7 thoughts on “Song of the Week – War in Peace, Alexander “Skip” Spence

  1. Nothing I can add but plenty I can subtract from that writing. I might start with “unswerving boundary into the distance,” proceed to “infamously shattered” and delete the whole last sentence. Sheesh. You’d think the guy just discovered the Lost Chord. As for the song, it strikes me that a real band could do a lot with it. Spence creates a landscape, a good band would add dimensions. The perils of solo albums.

  2. Funny Gene, I was gonna write the following before I read your comment – honest:

    “The song is neither here nor there for me, but that Julian Cope review? The best advertisement for ‘writing about music is like dancing about architecture’ I’ve read in a long time.”

    On a related note on pretentiousness, over the holidays my pastor girlfriend and I agreed “Hallelujah” is the most overrated song ever. Whatever good Leonard Cohen did, he flushed it all down the shitter birthing that albatross.

  3. Just checked out the album reviews on that website. Always my vote for “best album you’ve never heard” – Masters Of Reality’s debut – is reviewed, so Cope’s entire venture jumps to at least B+ in my book. Pretension forgiven.

    As with Leonard Cohen, a single thing can make or break the rest if it’s strong enough.

  4. Well, I certainly have my moments of pretension, and I do indeed admire a killer assemblage of words. But shit…

    I have the early Airplane stuff on which Spence played, and Moby Grape surely made my essentials list. It is probably the best of all the l wave of psychedelic SF albums, and that includes Santanas first, Cheap Thrills, American Beauty et al.

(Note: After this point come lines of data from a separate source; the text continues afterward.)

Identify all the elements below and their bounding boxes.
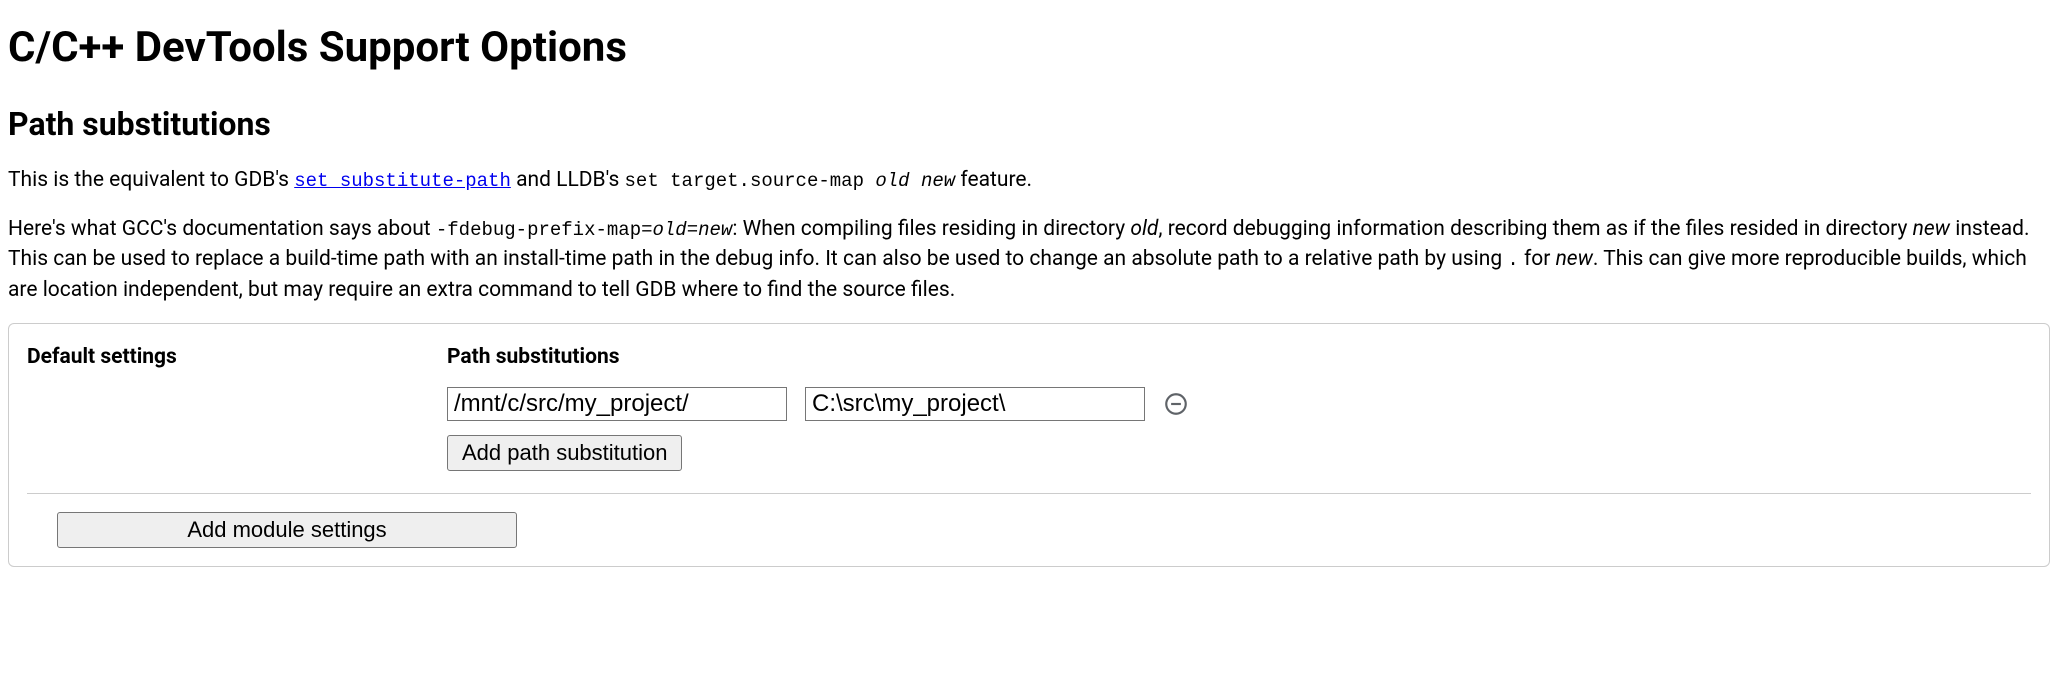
code-text: -fdebug-prefix-map= [436,219,653,241]
path-substitutions-label: Path substitutions [447,342,2031,372]
remove-icon[interactable] [1163,391,1189,417]
description-paragraph-2: Here's what GCC's documentation says abo… [8,214,2050,306]
code-text: . [1507,249,1518,271]
text: feature. [955,168,1032,192]
text: new [1556,247,1593,271]
code-text: old new [875,170,955,192]
description-paragraph-1: This is the equivalent to GDB's set subs… [8,165,2050,196]
substitution-row [447,387,2031,421]
page-title: C/C++ DevTools Support Options [8,18,2050,79]
from-path-input[interactable] [447,387,787,421]
text: old [1130,217,1158,241]
to-path-input[interactable] [805,387,1145,421]
text: , record debugging information describin… [1158,217,1912,241]
text: Here's what GCC's documentation says abo… [8,217,436,241]
text: : When compiling files residing in direc… [732,217,1130,241]
set-substitute-path-link[interactable]: set substitute-path [294,170,511,192]
text: This is the equivalent to GDB's [8,168,294,192]
default-settings-label: Default settings [27,342,407,372]
settings-panel: Default settings Path substitutions Add … [8,323,2050,566]
text: for [1519,247,1556,271]
text: new [1913,217,1950,241]
section-heading: Path substitutions [8,101,2050,147]
code-text: set target.source-map [625,170,876,192]
code-text: old=new [653,219,733,241]
divider [27,493,2031,494]
add-module-settings-button[interactable]: Add module settings [57,512,517,548]
text: and LLDB's [511,168,625,192]
add-path-substitution-button[interactable]: Add path substitution [447,435,682,471]
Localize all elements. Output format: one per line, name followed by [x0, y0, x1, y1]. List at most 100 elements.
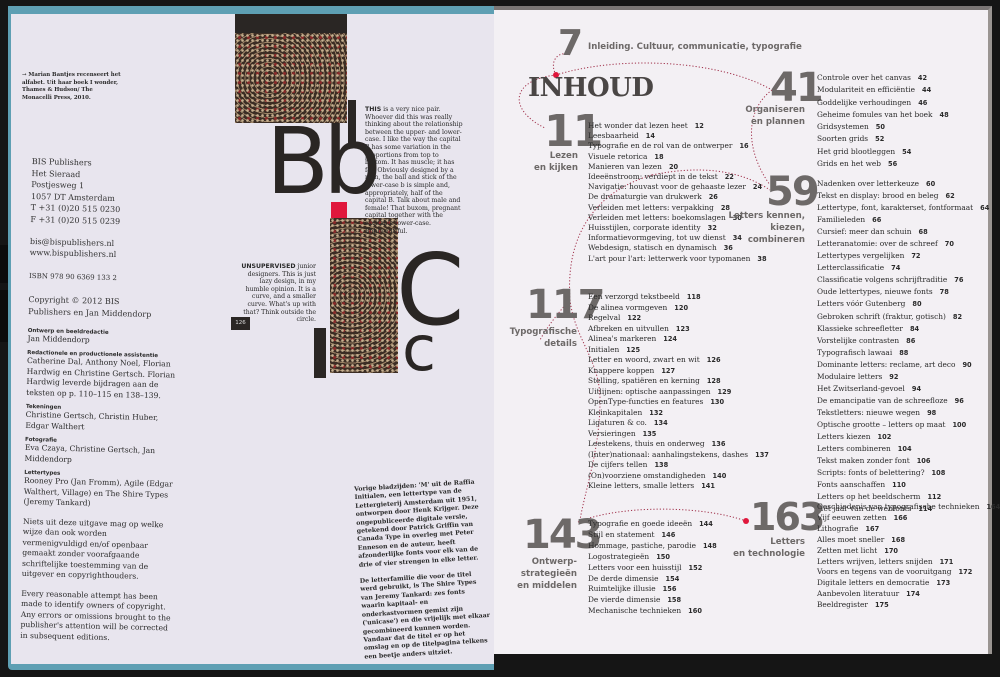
- chapter-title: Lettertypes vergelijken: [817, 251, 905, 261]
- chapter-page-number: 135: [642, 429, 657, 438]
- toc-entry: Letteranatomie: over de schreef 70: [817, 238, 989, 250]
- toc-entry: Gebroken schrift (fraktur, gotisch) 82: [817, 311, 989, 323]
- chapter-page-number: 82: [952, 312, 963, 321]
- chapter-title: Oude lettertypes, nieuwe fonts: [817, 287, 933, 297]
- toc-entry: Geheime fomules van het boek 48: [817, 109, 949, 121]
- chapter-title: Geschiedenis van typografische technieke…: [817, 502, 980, 511]
- toc-entry: Modulaire letters 92: [817, 371, 989, 383]
- toc-entry: De alinea vormgeven 120: [588, 303, 769, 314]
- toc-entry: Leesbaarheid 14: [588, 131, 767, 141]
- chapter-page-number: 129: [717, 387, 732, 396]
- chapter-page-number: 98: [927, 408, 937, 417]
- chapter-page-number: 112: [927, 493, 942, 502]
- toc-entry: Letters voor een huisstijl 152: [588, 563, 717, 574]
- chapter-page-number: 64: [980, 204, 990, 213]
- chapter-title: Kleinkapitalen: [588, 407, 643, 417]
- chapter-title: Typografie en goede ideeën: [588, 519, 693, 528]
- chapter-page-number: 42: [917, 74, 928, 82]
- chapter-title: Optische grootte – letters op maat: [817, 419, 946, 429]
- toc-entry: Beeldregister 175: [817, 600, 1000, 611]
- chapter-page-number: 144: [699, 520, 713, 528]
- chapter-title: Ruimtelijke illusie: [588, 584, 656, 594]
- chapter-page-number: 164: [986, 503, 1000, 511]
- section-chapter-list: Nadenken over letterkeuze 60 Tekst en disp…: [817, 178, 989, 515]
- chapter-title: L'art pour l'art: letterwerk voor typoma…: [588, 253, 751, 263]
- toc-entry: Classificatie volgens schrijftraditie 76: [817, 274, 989, 286]
- section-title: Letters en technologie: [733, 536, 805, 560]
- chapter-title: Verleiden met letters: verpakking: [588, 202, 714, 212]
- chapter-title: Lettertype, font, karakterset, fontforma…: [817, 203, 974, 213]
- toc-entry: Lettertypes vergelijken 72: [817, 250, 989, 262]
- chapter-page-number: 78: [939, 288, 949, 297]
- chapter-title: Visuele retorica: [588, 151, 648, 161]
- chapter-page-number: 158: [667, 596, 682, 605]
- section-chapter-list: Typografie en goede ideeën 144 Stijl en st…: [588, 519, 717, 617]
- chapter-title: OpenType-functies en features: [588, 397, 704, 406]
- section-number: 41: [770, 65, 824, 111]
- toc-entry: Letterclassificatie 74: [817, 262, 989, 274]
- toc-entry: Mechanische technieken 160: [588, 606, 717, 617]
- chapter-title: Het wonder dat lezen heet: [588, 121, 688, 130]
- chapter-title: De emancipatie van de schreefloze: [817, 395, 948, 405]
- toc-entry: Versieringen 135: [588, 429, 769, 440]
- chapter-title: Informatievormgeving, tot uw dienst: [588, 233, 726, 243]
- chapter-page-number: 56: [888, 160, 898, 169]
- toc-entry: Het wonder dat lezen heet 12: [588, 121, 767, 131]
- section-title: Organiseren en plannen: [745, 104, 805, 128]
- toc-entry: Klassieke schreefletter 84: [817, 323, 989, 335]
- chapter-title: (Inter)nationaal: aanhalingstekens, dash…: [588, 449, 749, 459]
- chapter-page-number: 123: [675, 324, 690, 333]
- chapter-title: Leesbaarheid: [588, 131, 639, 141]
- chapter-title: Fonts aanschaffen: [817, 480, 886, 490]
- chapter-title: Gebroken schrift (fraktur, gotisch): [817, 311, 946, 321]
- toc-entry: Lithografie 167: [817, 524, 1000, 535]
- chapter-page-number: 146: [661, 530, 676, 539]
- toc-entry: Voors en tegens van de vooruitgang 172: [817, 567, 1000, 578]
- chapter-page-number: 174: [906, 590, 920, 599]
- chapter-page-number: 18: [654, 152, 664, 161]
- section-title: Lezen en kijken: [534, 150, 578, 174]
- chapter-page-number: 130: [710, 398, 725, 406]
- section-title-line: combineren: [747, 235, 805, 245]
- chapter-title: Typografie en de rol van de ontwerper: [588, 141, 733, 151]
- intro-title: Inleiding. Cultuur, communicatie, typogr…: [588, 42, 802, 52]
- chapter-page-number: 132: [649, 408, 664, 417]
- toc-entry: Alinea's markeren 124: [588, 334, 769, 345]
- chapter-page-number: 76: [954, 276, 964, 285]
- chapter-page-number: 120: [674, 303, 689, 312]
- chapter-page-number: 156: [662, 585, 677, 594]
- toc-entry: Soorten grids 52: [817, 133, 949, 145]
- section-title-line: en plannen: [750, 117, 805, 127]
- toc-entry: Tekst maken zonder font 106: [817, 455, 989, 467]
- chapter-page-number: 150: [656, 552, 670, 561]
- chapter-page-number: 136: [711, 440, 726, 448]
- chapter-title: Initialen: [588, 344, 620, 354]
- toc-entry: Kleinkapitalen 132: [588, 408, 769, 419]
- toc-entry: Typografie en de rol van de ontwerper 16: [588, 141, 767, 151]
- chapter-title: Ideeënstroom: verdiept in de tekst: [588, 172, 718, 182]
- section-chapter-list: Controle over het canvas 42 Modulariteit e…: [817, 72, 949, 170]
- toc-entry: (On)voorziene omstandigheden 140: [588, 471, 769, 482]
- intro-number: 7: [558, 23, 583, 64]
- chapter-page-number: 118: [686, 293, 701, 301]
- chapter-page-number: 32: [707, 224, 717, 233]
- chapter-title: Classificatie volgens schrijftraditie: [817, 275, 948, 285]
- chapter-page-number: 74: [891, 264, 901, 273]
- toc-entry: Letters wrijven, letters snijden 171: [817, 557, 1000, 568]
- toc-entry: Gridsystemen 50: [817, 121, 949, 133]
- chapter-title: De vierde dimensie: [588, 595, 661, 605]
- toc-entry: Digitale letters en democratie 173: [817, 578, 1000, 589]
- red-dot: [743, 518, 749, 524]
- chapter-page-number: 104: [897, 445, 912, 454]
- toc-entry: De dramaturgie van drukwerk 26: [588, 192, 767, 202]
- chapter-page-number: 72: [911, 252, 921, 261]
- chapter-title: Soorten grids: [817, 134, 869, 144]
- toc-entry: Modulariteit en efficiëntie 44: [817, 84, 949, 96]
- chapter-page-number: 66: [872, 216, 882, 225]
- toc-entry: Ligaturen & co. 134: [588, 418, 769, 429]
- toc-entry: Navigatie: houvast voor de gehaaste leze…: [588, 182, 767, 192]
- toc-entry: Fonts aanschaffen 110: [817, 479, 989, 491]
- chapter-title: Letter en woord, zwart en wit: [588, 355, 700, 364]
- chapter-page-number: 154: [665, 574, 680, 583]
- chapter-page-number: 80: [912, 300, 922, 309]
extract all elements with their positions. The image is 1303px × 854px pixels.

Even Surrealistic Pillow which is also a killer.

    I am sort of ambivalent about Cohen, but I do like the use of the song in the movie Shrek (which is among the most creative movies ever made).

  5. Lots of angles here. Oar has lots of interesting sounds, but is tainted by the questions that arise from a mentally, um, challenged artist. Spence was a contributor and I’m happy to consider his more deranged ideas/sounds for what they are. But I’m not sure what to make of them. If they’re deranged, maybe they’re interesting, but valuable in an accidental way.

    Or maybe they tap some secret human core.

    I’m skeptical about the latter, but I’m also sure we shouldn’t shut guys like Spence out. He was a talent, for sure, and in his illness became something of a savant. I like his tunes, I like what Beck made of them, too, and yet it’s hard to see importance. This is interesting history, compelling psychobiography, and excellent trivia.

    And music I’m glad I heard, but really, no big deal.

  6. I really struggle with people here commenting like they are school professors marking someone’s end-of-term paper. Why not just accept the post as it was intended – an honest and lovely reflection on a song that the writer loves. That’s it. No more. No less. Peace.

  7. “Oar” is a psychotic breakdown with some unpolished gems, shards of burned-out genius, buried in the madness. I have no idea what Columbia was thinking when they issued it (BTW it’s the second-worst selling album – Bruce Hampton and his stoked-out crew was the first worst with a reported 14 sold) but I’m glad they did. I forget the CD’s title, but several years ago a number of contemporary musicians redid “Oar” song by song in a more accessible manner. The majestic “All Come to Meet Her” is my standout in both versions, and Spence’s original “Weighted Down” is still “waiting down by the river for” a deserving remake “to come.”

    I still have my original LP with the promo sticker on the cover.